James Gibney is a union representative and former Albany firefighter, he said that in his experience, the Albany Fire Department currently operates under a system that enables “pay compression.”
“You do a pay study and you reveal that your firefighters should be making more. That’s your first-rank firefighter. Well, if you say they should make three percent more, you adjust the entire scale up three percent,” said Gibney. “Well, now you’ve maintained the integrity of the scale, the integrity of the ranks and everybody’s efforts and promotion and what they’ve put in to get there. But when you just move the firefighters up, you’ve skewed the whole thing so they’re going to start passing people along their journey.”
WALB Investigates uncovered complaints filed in 2018 from 43 Albany firefighters asking the city to fix the issue. One includes a complaint from 2010, another cites a manager asking a firefighter to withdraw his complaint.
Several other cases reference a 2015 claim where the firefighter’s pay was adjusted. Despite the city’s decision then, in each case we uncovered, the firefighters who complained got the same response from the city.
“Our office did not find any support for alleged inequity or for alleged pay disparity. For these reasons, we are closing the file. This complaint/grievance is considered closed,” the responses read.
“They were told there was no inequity. We didn’t hear anything after that,” said Gibney.
The union said unfair standards lead to low retention rates at the department and eventually, poor protection for the community.
“Imagine your house is on fire, and the fire truck pulls up and the firefighters are standing in the yard because we don’t have enough personnel to actually go in,” said Pettiford.
Pettiford is referring to the “two in, two out” rule. When two firefighters go into a burning building, two others must stay outside as backup in case anything happens.

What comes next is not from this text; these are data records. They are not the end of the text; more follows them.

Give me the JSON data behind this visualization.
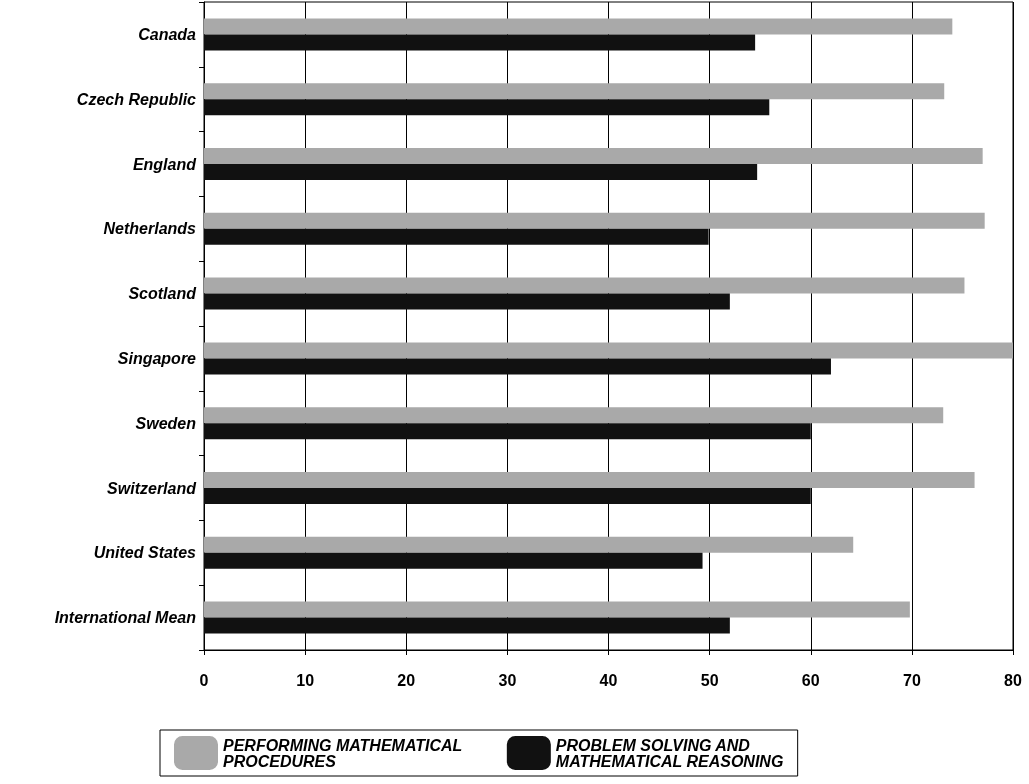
{
  "chart_data": {
    "type": "bar",
    "orientation": "horizontal",
    "categories": [
      "Canada",
      "Czech Republic",
      "England",
      "Netherlands",
      "Scotland",
      "Singapore",
      "Sweden",
      "Switzerland",
      "United States",
      "International Mean"
    ],
    "series": [
      {
        "name": "PERFORMING MATHEMATICAL PROCEDURES",
        "color": "#a9a9a9",
        "values": [
          74,
          73.2,
          77,
          77.2,
          75.2,
          80,
          73.1,
          76.2,
          64.2,
          69.8
        ]
      },
      {
        "name": "PROBLEM SOLVING AND MATHEMATICAL REASONING",
        "color": "#111111",
        "values": [
          54.5,
          55.9,
          54.7,
          49.9,
          52,
          62,
          60,
          60,
          49.3,
          52
        ]
      }
    ],
    "xlim": [
      0,
      80
    ],
    "xticks": [
      0,
      10,
      20,
      30,
      40,
      50,
      60,
      70,
      80
    ],
    "grid": "x",
    "legend": "bottom"
  }
}
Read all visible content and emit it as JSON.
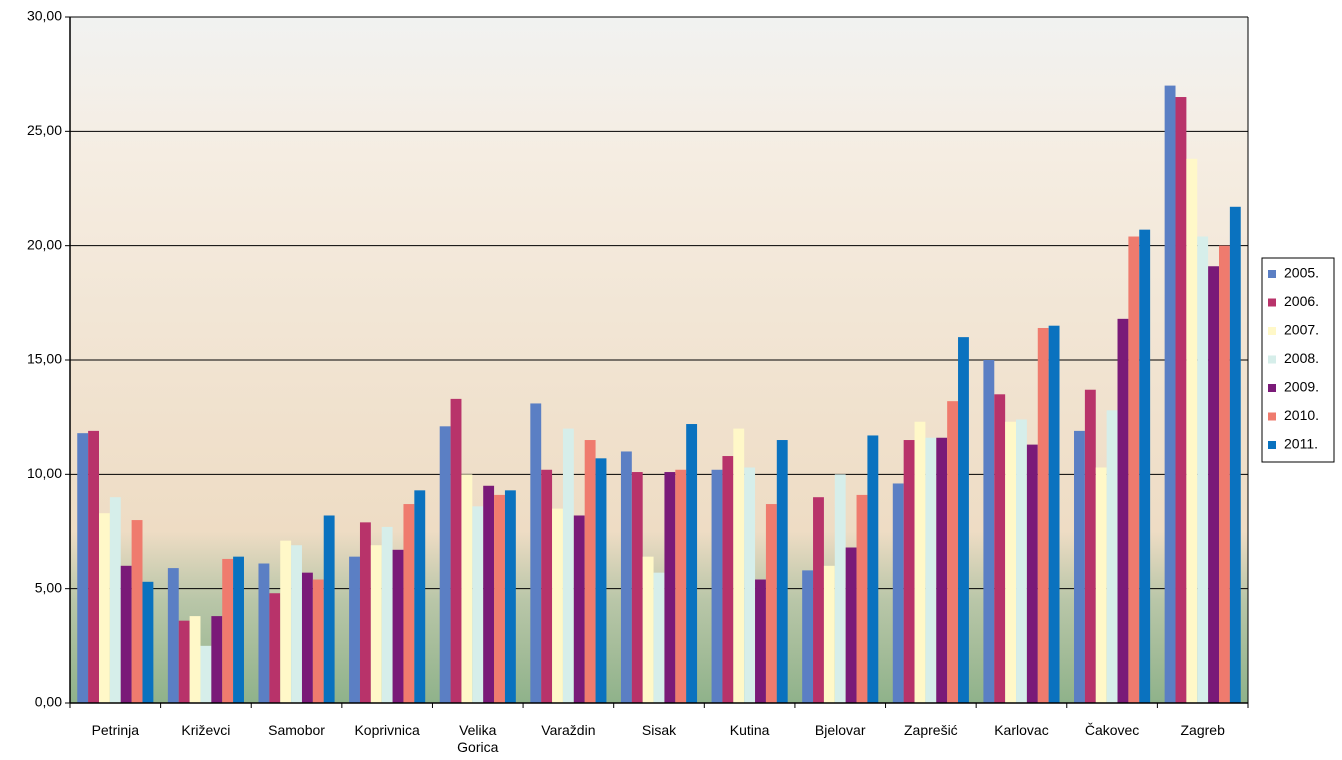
{
  "chart_data": {
    "type": "bar",
    "categories": [
      "Petrinja",
      "Križevci",
      "Samobor",
      "Koprivnica",
      "Velika Gorica",
      "Varaždin",
      "Sisak",
      "Kutina",
      "Bjelovar",
      "Zaprešić",
      "Karlovac",
      "Čakovec",
      "Zagreb"
    ],
    "series": [
      {
        "name": "2005.",
        "color": "#5b7fc4",
        "values": [
          11.8,
          5.9,
          6.1,
          6.4,
          12.1,
          13.1,
          11.0,
          10.2,
          5.8,
          9.6,
          15.0,
          11.9,
          27.0
        ]
      },
      {
        "name": "2006.",
        "color": "#b8336a",
        "values": [
          11.9,
          3.6,
          4.8,
          7.9,
          13.3,
          10.2,
          10.1,
          10.8,
          9.0,
          11.5,
          13.5,
          13.7,
          26.5
        ]
      },
      {
        "name": "2007.",
        "color": "#fff8c8",
        "values": [
          8.3,
          3.8,
          7.1,
          6.9,
          10.0,
          8.5,
          6.4,
          12.0,
          6.0,
          12.3,
          12.3,
          10.3,
          23.8
        ]
      },
      {
        "name": "2008.",
        "color": "#d6eeea",
        "values": [
          9.0,
          2.5,
          6.9,
          7.7,
          8.6,
          12.0,
          5.7,
          10.3,
          10.0,
          11.6,
          12.4,
          12.8,
          20.4
        ]
      },
      {
        "name": "2009.",
        "color": "#7a1a78",
        "values": [
          6.0,
          3.8,
          5.7,
          6.7,
          9.5,
          8.2,
          10.1,
          5.4,
          6.8,
          11.6,
          11.3,
          16.8,
          19.1
        ]
      },
      {
        "name": "2010.",
        "color": "#ef7b6e",
        "values": [
          8.0,
          6.3,
          5.4,
          8.7,
          9.1,
          11.5,
          10.2,
          8.7,
          9.1,
          13.2,
          16.4,
          20.4,
          20.0
        ]
      },
      {
        "name": "2011.",
        "color": "#0a72bf",
        "values": [
          5.3,
          6.4,
          8.2,
          9.3,
          9.3,
          10.7,
          12.2,
          11.5,
          11.7,
          16.0,
          16.5,
          20.7,
          21.7
        ]
      }
    ],
    "ylim": [
      0,
      30
    ],
    "yticks": [
      {
        "value": 0,
        "label": "0,00"
      },
      {
        "value": 5,
        "label": "5,00"
      },
      {
        "value": 10,
        "label": "10,00"
      },
      {
        "value": 15,
        "label": "15,00"
      },
      {
        "value": 20,
        "label": "20,00"
      },
      {
        "value": 25,
        "label": "25,00"
      },
      {
        "value": 30,
        "label": "30,00"
      }
    ],
    "grid": true,
    "legend": "right"
  }
}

“Well, if we get on scene, and we only have three people on a truck, we can’t adhere to that rule, so we have to stand in the yard. And you know, monitor the situation until another truck arrives,” explained Pettiford.
While they’re waiting on backup from another station, Pettiford said the fire can double in size several times over. It can go unchecked during a time when every second counts.
Union members told WALB News 10 that last week the city offered the department a choice, a 2.5 percent raise or to fix the pay scale. About two-thirds of the department voted to fix the scale. However, there is no official plan to move forward yet.
In 2019, a group of city firefighters, finance and human resource employees created a panel to review and address the pay problem.
Union members said those recommendations were essentially ignored. They were not allowed to present their findings to the city manager or city council.
Interview requests for Mayor Bo Dorough and the Interim City Manager Steven Carter did not receive a response.
In response to an interview request on pay inequity for Fire Chief Cedric Scott, a spokesperson said:
“After taking your request into consideration, it has been determined that it would not be appropriate for the Fire Department Chief to speak on pay inequity concerns. The matter does not fall within the realm of the position’s authority or control.”